With April expiration occurring during the week and traders suffering from a little spring fever as temperatures moved higher, May natural gas futures ventured lower Friday on low-volume trading. After putting in a $7.120 low on the day, the prompt month rebounded a little to settle at $7.210, down 27.7 cents for the day and 24.7 cents lower than the contract’s close in the previous week.
With the April contract going off the board on Wednesday at $7.233, traders were content to take it easy for the remainder of the week, giving the May contract an easy opening as prompt month.
“It was dead out there Friday,” said Brad Florer, a broker with ICAP Energy. “We really gave back a lot of the drift up that we saw during the week. We were moving into the weekend and people came in and took some off the table. There is no real concern on either side, so when there is any sort of quantity, either bidding or selling, the market is going to move 20 cents. I don’t think Friday’s move was significant.”
Florer said he doesn’t see any departure from the market’s sideways motion in the near term. “We seem to have found a bottom here back at that $6.45, so now bears are frustrated and discouraged that despite massive amounts of storage and periodic bearish information bursts, there is no additional selling. On the other side, bulls are afraid to jump in with storage at record levels.

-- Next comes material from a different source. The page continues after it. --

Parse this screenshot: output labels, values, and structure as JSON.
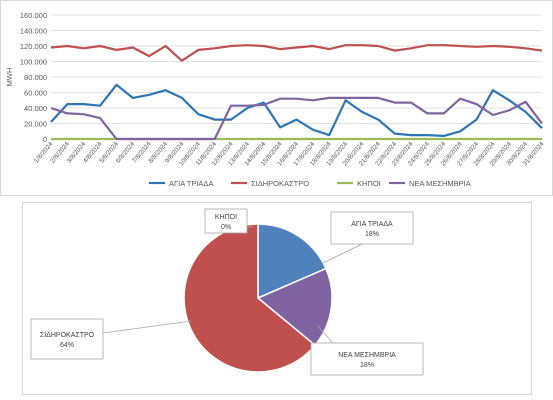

“Until we get a clear look at what summer temps are going to look like and a better idea on what the hurricane season might bring, I think we are destined to see a lot of sideways movement here,” he said.
On Thursday the Energy Information Administration (EIA) released natural gas inventory data showing withdrawals for the week ended March 24. The 104 Bcf withdrawal sent stocks down to 1,705 Bcf. Natural gas storage is now on track to end the withdrawal season March 31 at well over 1,600 Bcf, the highest level since 1,912 Bcf was recorded at the end of March 1991.
Florer said there will likely be at least one more pull from storage before the market begins to see injections. “I’d expect to see at least one more withdrawal, but it really doesn’t matter at this point,” he said. “Storage is set. Even if it was to be a hot spring, I don’t know how much that could affect supplies.”
Longer term, analysts expect that market uncertainties will provide a cushion for not only natural gas prices but petroleum as well. “Fears of supply interruptions will continue to support crude and [natural] gas prices above the level indicated by the supply-demand balance,” said James Williams, an economist at WTRG Economics.
Others see burdensome supplies as being problematic for higher prices. “The tame winter produced an accumulation of supplies that will be hard to burn through, even with a warm summer,” said Thomas Hartmann, an analyst at Altavest Worldwide Trading. “A scorcher will be needed for people to crank up their ACs for months to reduce this glut before winter rolls around again.”
Energy bulls also see supply difficulties. According to Sean Brodrick of Weiss Research, the Energy Department has been saying natural gas production is no problem. Yet “it has lowered its outlook for future natural gas production for the past five years in a row,” he said. Potentially disruptive tropical weather is also right around the corner, Brodrick points out. “The hurricane season — with its potential for carnage in the Gulf of Mexico’s ‘energy alley’ — starts in June. Time is short, and all expectations are that this hurricane season will be another busy one. Natural gas is way under priced.” he said.